I first covered ETA back in September, and I noted how the app simplified the process of getting travel times for favorite locations by taking advantage of a widget in Notification Center:

ETA’s best feature is actually a way to never open the app itself. Taking a clue from Apple’s Today Summary in Notification Center, Eastwood created an iOS 8 widget that lets you see driving times in the Today view and tap them to quickly load directions in your mapping app of choice (Google Maps, Apple Maps, or Waze). Your preferences for walking/driving directions and time of arrival are carried over to the widget, which is simple, elegant, and useful.

Today, ETA 2.0 has been released with a new design, the ability to show multiple routes and traffic information, and an Apple Watch app that lets you quickly view travel times and traffic directly from your wrist.

Like Take Me There, ETA lets you configure locations you’re frequently visiting, but it puts the focus on the estimated time of arrival so you can instantly know when you’ll arrive at a location if you leave now. This core aspect of the app hasn’t changed, but now the app can also tell you whether traffic is slow or if you can leave now and hope to arrive at a place with no considerable delays. To do this, the app employs a colored dot (green for no heavy traffic, orange and red for slow traffic) and a tweaked interface that shows traffic details and multiple routes. You can still switch between walking and driving directions, and the entire UI has been refreshed to clearly indicate routes and traffic. I like how ETA looks and how information is laid out on screen with a thoughtful use of icons and different colors.
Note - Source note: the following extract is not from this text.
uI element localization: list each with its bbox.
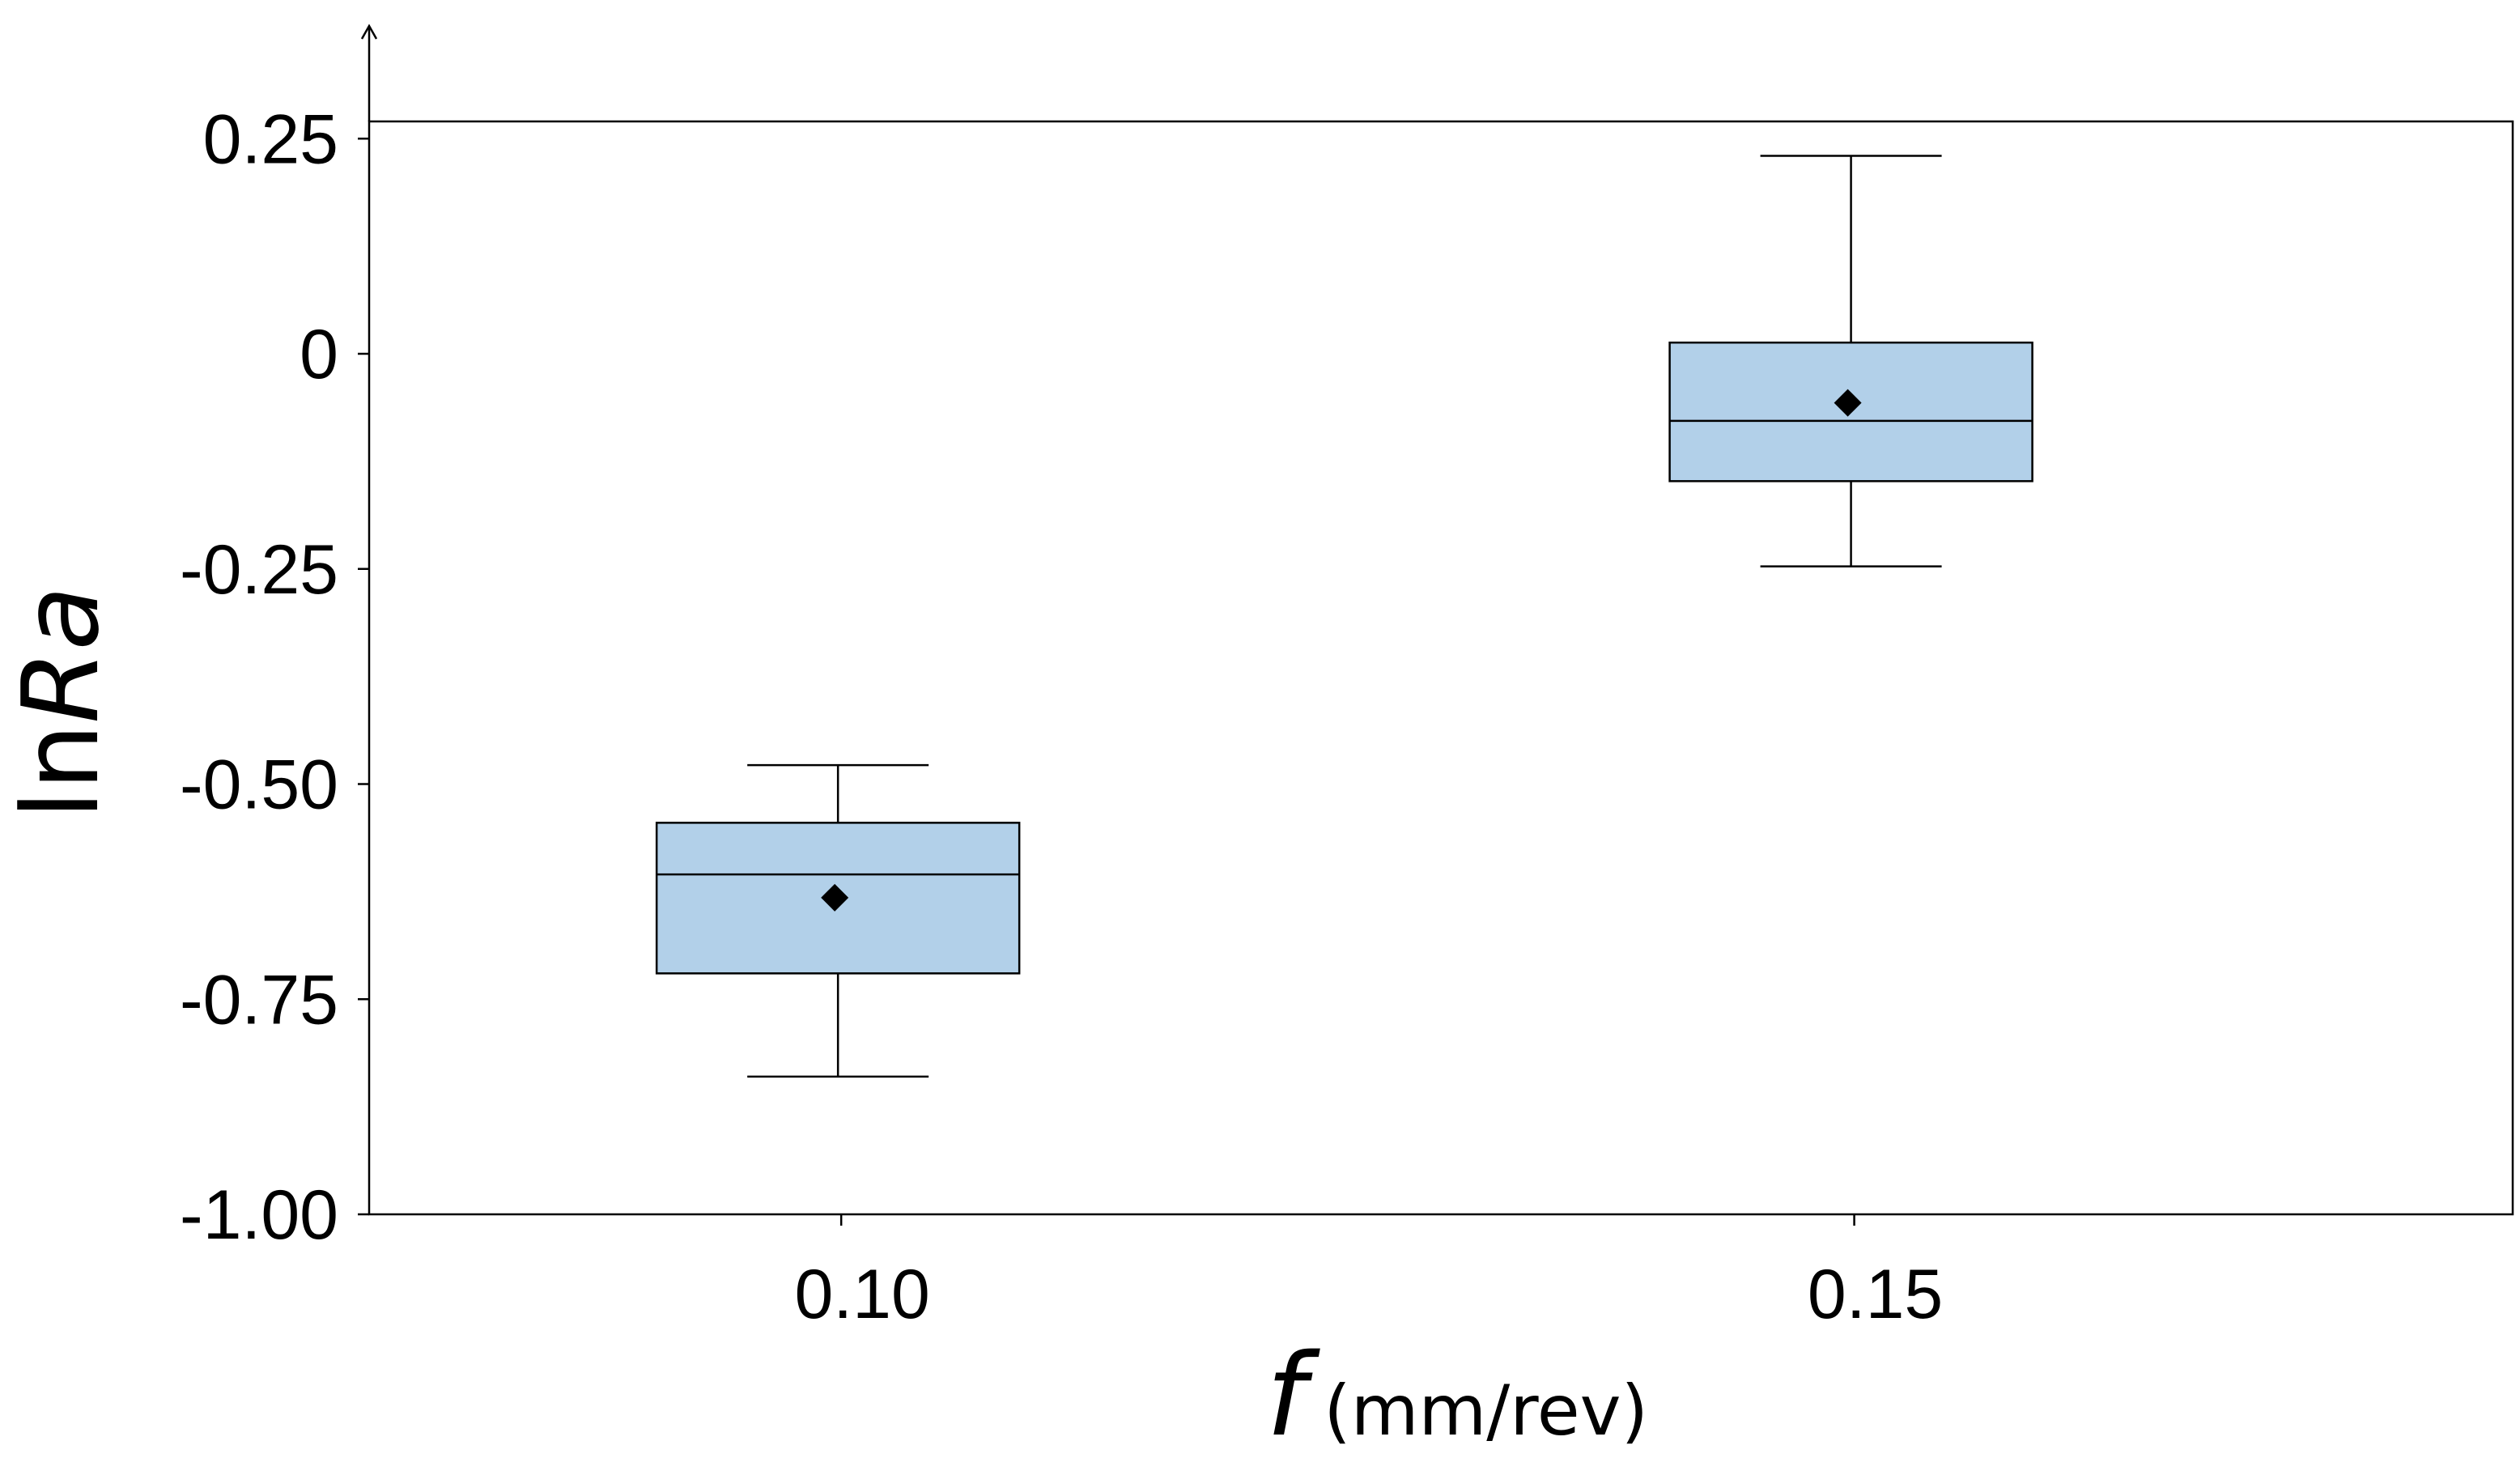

On Apple Watch, ETA has a useful glance that puts essential data just a swipe away from the watch face. You can choose in the main Watch app which address you want to show in the glance, which will display estimated travel time, traffic status, distance, and time of arrival. If you tap the glance, you’ll be taken to that location in the Watch app, which has a Maps preview you can tap to get directions in the Maps app on your device.

I’ve spent about a week testing the new ETA, and I found its traffic predictions to be accurate in Rome and Viterbo. I would have liked to see notifications for slowing traffic and suggested alternative routes as I’m driving, but even without those I relied on the glance (with my iPhone plugged into my car’s dashboard) to quickly peek at time of arrival and make better decisions about the route I was going to choose.

Like Fantastical, ETA 2.0 is an example of how to make a great glance for Apple Watch. Useful travel and traffic information is shown in a single screen, which tells me how long it’s going to take me to get somewhere without navigating into Apple’s Maps app or guessing based on the traffic I see in front of me.

ETA 2.0 is available on the App Store.